Strange IndiaStrange India


I’m standing among the pine trees of Ras El Metn, about a 40-minute drive from Beirut. There’s still snow on the hill crests and it makes for an imposing outlook.

We have a picturesque country, but it’s threatened by air and water pollution, poor urban planning and negligence. Lebanon is deeply troubled. We’ve contended with COVID-19 like everyone else, but we’re also experiencing economic collapse and political turmoil. And there was the 2020 explosion at the Port of Beirut — caused by incorrectly stored chemicals — that was the world’s largest non-nuclear blast.

I’ve been studying air pollution in Lebanon for many years, collecting data to try to convince the government to act, but with no real results. The level of particulate pollution in Beirut, for example, is 3.8 times what the World Health Organization considers safe.

Surrounded by these disasters, I realized that I needed to get off the university campus and work with local communities to make a difference. In 2019, I co-founded the Environment Academy. It’s a collective of researchers — experts in disciplines from wastewater management and engineering to soil biophysics — united by a desire to use their expertise to assist people living in Lebanon. Communities apply to the academy for help with various projects, and we match them with a relevant expert.

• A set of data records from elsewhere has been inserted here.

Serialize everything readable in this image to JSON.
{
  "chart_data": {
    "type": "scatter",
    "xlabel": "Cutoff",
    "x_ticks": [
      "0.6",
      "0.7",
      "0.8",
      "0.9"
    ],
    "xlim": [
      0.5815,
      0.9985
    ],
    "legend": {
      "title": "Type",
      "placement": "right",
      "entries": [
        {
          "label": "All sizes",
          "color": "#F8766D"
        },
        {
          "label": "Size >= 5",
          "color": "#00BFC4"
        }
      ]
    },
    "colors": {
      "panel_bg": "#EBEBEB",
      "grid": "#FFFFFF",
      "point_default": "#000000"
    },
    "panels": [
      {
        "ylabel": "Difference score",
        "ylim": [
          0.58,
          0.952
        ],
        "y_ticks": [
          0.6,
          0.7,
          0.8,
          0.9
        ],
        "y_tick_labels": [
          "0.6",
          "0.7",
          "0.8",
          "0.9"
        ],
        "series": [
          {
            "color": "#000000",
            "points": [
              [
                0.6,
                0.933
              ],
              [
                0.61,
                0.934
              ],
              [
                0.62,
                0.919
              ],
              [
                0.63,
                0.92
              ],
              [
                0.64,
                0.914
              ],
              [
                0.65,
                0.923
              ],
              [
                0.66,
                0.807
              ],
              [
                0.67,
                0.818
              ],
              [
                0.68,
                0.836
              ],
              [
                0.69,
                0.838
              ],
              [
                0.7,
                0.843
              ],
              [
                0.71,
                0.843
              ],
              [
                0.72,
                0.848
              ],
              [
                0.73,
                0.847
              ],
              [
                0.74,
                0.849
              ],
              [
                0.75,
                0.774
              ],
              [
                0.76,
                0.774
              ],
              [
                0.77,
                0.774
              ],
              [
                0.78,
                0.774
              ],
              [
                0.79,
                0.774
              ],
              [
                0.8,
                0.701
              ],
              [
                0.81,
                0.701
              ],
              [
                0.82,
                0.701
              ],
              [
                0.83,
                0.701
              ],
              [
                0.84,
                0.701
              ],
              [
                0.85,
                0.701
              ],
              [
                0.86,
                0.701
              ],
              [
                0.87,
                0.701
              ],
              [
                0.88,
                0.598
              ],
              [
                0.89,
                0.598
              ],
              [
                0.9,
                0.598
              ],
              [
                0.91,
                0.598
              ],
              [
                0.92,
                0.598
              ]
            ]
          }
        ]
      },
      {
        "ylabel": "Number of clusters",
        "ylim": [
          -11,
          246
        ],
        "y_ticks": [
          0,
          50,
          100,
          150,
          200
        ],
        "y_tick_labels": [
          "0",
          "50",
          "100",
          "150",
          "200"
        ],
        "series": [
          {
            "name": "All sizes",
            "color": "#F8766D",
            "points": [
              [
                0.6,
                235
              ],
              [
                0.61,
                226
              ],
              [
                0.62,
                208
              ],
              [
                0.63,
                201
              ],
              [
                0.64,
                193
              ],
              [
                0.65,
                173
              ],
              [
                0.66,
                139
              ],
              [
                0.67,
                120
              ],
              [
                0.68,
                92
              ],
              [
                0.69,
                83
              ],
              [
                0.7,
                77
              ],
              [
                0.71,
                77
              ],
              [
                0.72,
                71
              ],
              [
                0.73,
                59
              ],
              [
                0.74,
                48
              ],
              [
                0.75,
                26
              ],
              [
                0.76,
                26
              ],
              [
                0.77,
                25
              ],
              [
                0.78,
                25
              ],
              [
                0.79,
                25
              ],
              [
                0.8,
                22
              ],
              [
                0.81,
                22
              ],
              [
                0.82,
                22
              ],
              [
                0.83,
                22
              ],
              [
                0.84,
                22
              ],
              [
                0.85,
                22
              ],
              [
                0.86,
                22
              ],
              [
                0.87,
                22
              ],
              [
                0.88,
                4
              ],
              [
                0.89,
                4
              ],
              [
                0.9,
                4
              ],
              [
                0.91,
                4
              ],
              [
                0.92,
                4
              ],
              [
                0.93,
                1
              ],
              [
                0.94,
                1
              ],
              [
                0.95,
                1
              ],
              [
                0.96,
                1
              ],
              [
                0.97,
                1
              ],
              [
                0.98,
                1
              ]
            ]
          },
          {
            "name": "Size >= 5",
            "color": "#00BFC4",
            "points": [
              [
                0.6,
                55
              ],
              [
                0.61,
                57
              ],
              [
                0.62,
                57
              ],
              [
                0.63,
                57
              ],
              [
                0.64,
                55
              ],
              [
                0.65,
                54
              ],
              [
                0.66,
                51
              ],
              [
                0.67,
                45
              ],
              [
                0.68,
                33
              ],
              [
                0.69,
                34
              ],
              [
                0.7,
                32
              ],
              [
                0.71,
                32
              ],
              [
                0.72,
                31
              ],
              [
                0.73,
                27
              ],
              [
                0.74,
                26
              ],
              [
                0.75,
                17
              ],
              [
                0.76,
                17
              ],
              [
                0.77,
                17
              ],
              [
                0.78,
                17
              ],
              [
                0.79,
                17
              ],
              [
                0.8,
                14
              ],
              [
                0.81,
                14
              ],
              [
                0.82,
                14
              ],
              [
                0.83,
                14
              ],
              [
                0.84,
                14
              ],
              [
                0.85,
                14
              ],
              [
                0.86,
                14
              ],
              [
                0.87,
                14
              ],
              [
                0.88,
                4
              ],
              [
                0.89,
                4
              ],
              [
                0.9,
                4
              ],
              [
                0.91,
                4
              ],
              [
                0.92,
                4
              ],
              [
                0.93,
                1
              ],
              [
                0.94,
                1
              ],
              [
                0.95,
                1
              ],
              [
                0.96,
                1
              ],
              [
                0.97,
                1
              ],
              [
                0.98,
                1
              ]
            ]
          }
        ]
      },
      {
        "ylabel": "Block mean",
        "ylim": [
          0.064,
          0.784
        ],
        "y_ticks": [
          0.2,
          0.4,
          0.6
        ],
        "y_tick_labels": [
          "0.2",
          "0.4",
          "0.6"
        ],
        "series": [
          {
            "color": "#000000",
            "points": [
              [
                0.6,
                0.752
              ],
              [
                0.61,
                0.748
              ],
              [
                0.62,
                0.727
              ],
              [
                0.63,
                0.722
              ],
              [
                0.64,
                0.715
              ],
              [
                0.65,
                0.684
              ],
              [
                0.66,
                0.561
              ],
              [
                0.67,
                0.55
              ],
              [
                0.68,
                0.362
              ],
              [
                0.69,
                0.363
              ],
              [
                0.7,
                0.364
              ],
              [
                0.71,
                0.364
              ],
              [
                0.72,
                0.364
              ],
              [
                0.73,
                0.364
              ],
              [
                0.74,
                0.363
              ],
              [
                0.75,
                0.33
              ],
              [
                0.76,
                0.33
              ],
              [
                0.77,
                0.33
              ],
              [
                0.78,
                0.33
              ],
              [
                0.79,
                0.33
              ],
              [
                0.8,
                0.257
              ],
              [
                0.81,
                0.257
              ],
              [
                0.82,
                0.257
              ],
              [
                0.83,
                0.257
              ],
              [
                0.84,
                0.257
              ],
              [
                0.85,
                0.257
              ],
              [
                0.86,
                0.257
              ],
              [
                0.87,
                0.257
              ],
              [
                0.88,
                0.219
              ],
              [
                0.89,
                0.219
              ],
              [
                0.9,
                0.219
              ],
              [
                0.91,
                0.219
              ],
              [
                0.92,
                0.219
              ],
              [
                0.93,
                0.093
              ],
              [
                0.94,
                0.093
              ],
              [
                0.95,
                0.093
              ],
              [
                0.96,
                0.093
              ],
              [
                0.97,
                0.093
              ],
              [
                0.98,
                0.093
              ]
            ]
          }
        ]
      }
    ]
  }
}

Here, I’m standing in one of these projects. The community in and around Ras El Metn wanted advice about how to protect the forest from fires — probably made worse by climate change — and regenerate what’s been lost to flames. The Environment Academy paired them with the Lebanese Reforestation Initiative, a non-governmental organization. It is advising on the most important species to replant, and building paths so that firefighters can access forest fires.

Through direct action like this, bringing the scientific process into the community, researchers can feel their work has an impact.